2. Booth Tarkington’s The Magnificent Ambersons
The Magnificent Ambersons chronicles the changing fortunes of three generations of an American dynasty. The protagonist is George Amberson Minafer, the spoiled and arrogant grandson of the founder of the family's magnificence. Eclipsed by a new breed of developers, financiers, and manufacturers, this pampered scion begins his gradual descent from the midwestern aristocracy to the working class.
1. Sigrid Undset’s Gunnar’s Daughter
One of our favorite novelists, Undset is remarkable here. Set in Norway and Iceland at the beginning of the eleventh century, Gunnar's Daughter is the story of the beautiful, spoiled Vigdis Gunnarsdatter, who is raped by the man she had wanted to love. A woman of courage and intelligence, Vigdis is toughened by adversity. Alone she raises the child conceived in violence, repeatedly defending her autonomy in a world governed by men. Alone she rebuilds her life and restores her family's honor—until an unremitting social code propels her to take the action that again destroys her happiness.
2. Joseph Conrad’s Lord Jim (A free version is available to read online via the Gutenberg Project)
Coward or hero? And if we are a coward how are we to live with ourselves afterward? A question for all of us and one asked eloquently through Conrad's novel. In a split-second impulse of self-preservation, a young ship's officer abandons his imperiled vessel and its passengers. He survives, but suffers a wretched existence. He must go forward facing the scorn of the world and his own guilt, as he seeks atonement for the dishonorable choice he made.
PLAN FOR POETRY
Poetry, if it’s not your thing, won't easily become your thing. However, here is a way to mitigate that problem.
You’re not going to be able to breeze through these poems. But read them aloud, to yourself, by yourself. Go over them patiently, one at a time. You’ll like some; you’ll be completely unmoved by others. The ones that you like make sure to mark, so you can return to them later on. Most of the poems, except Chesterton’s and Lord Macaulay’s, can be read in three or four minutes. Chesterton’s and Macaulay’s are “long poems,” but can be enjoyed piecemeal, because in fact they’re also stories.

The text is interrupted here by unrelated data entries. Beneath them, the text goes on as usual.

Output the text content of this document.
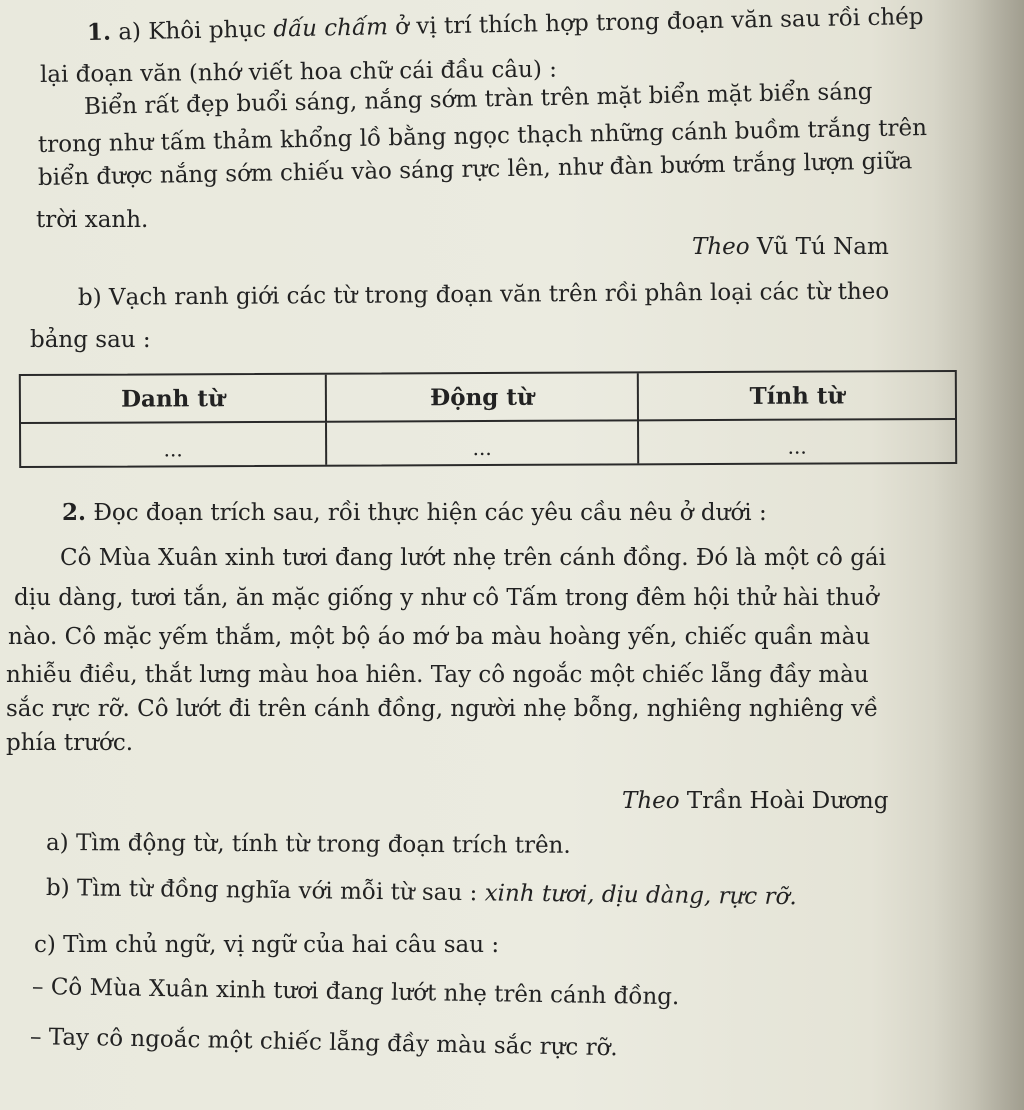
1. a) Khôi phục dấu chấm ở vị trí thích hợp trong đoạn văn sau rồi chép
lại đoạn văn (nhớ viết hoa chữ cái đầu câu) :
Biển rất đẹp buổi sáng, nắng sớm tràn trên mặt biển mặt biển sáng
trong như tấm thảm khổng lồ bằng ngọc thạch những cánh buồm trắng trên
biển được nắng sớm chiếu vào sáng rực lên, như đàn bướm trắng lượn giữa
trời xanh.
Theo Vũ Tú Nam
b) Vạch ranh giới các từ trong đoạn văn trên rồi phân loại các từ theo
bảng sau :
Danh từ	Động từ	Tính từ
...	...	...
2. Đọc đoạn trích sau, rồi thực hiện các yêu cầu nêu ở dưới :
Cô Mùa Xuân xinh tươi đang lướt nhẹ trên cánh đồng. Đó là một cô gái
dịu dàng, tươi tắn, ăn mặc giống y như cô Tấm trong đêm hội thử hài thuở
nào. Cô mặc yếm thắm, một bộ áo mớ ba màu hoàng yến, chiếc quần màu
nhiễu điều, thắt lưng màu hoa hiên. Tay cô ngoắc một chiếc lẵng đầy màu
sắc rực rỡ. Cô lướt đi trên cánh đồng, người nhẹ bỗng, nghiêng nghiêng về
phía trước.
Theo Trần Hoài Dương
a) Tìm động từ, tính từ trong đoạn trích trên.
b) Tìm từ đồng nghĩa với mỗi từ sau : xinh tươi, dịu dàng, rực rỡ.
c) Tìm chủ ngữ, vị ngữ của hai câu sau :
– Cô Mùa Xuân xinh tươi đang lướt nhẹ trên cánh đồng.
– Tay cô ngoắc một chiếc lẵng đầy màu sắc rực rỡ.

The following Plan of poems is designed to reach an especially masculine audience. This is not to exclude women, or to undermine their importance, but to eradicate the silly idea that men don’t, or shouldn’t read poetry. Below are manly poems, like Kipling’s “If—” and Lord Macaulay’s “Horatius,” which have inspired generations of men, either to reflect on the purpose of heroism, or to hoist up the flag of freedom and bravery in order to leap into the fray, into the breach.
1. Rudyard Kipling’s If—, and Other Poems.
2. G. K. Chesterton’s Ballad of the White Horse.
3. Robert Frost’s A Boy’s Will and North of Boston.
4. The Word Exchange: Anglo-Saxon Poems in Translation.
5. Oxford World’s Classics’s Poetry of the First World War: An Anthology.
6. Thomas Babington, Lord Macaulay’s “Horatius at the Bridge.”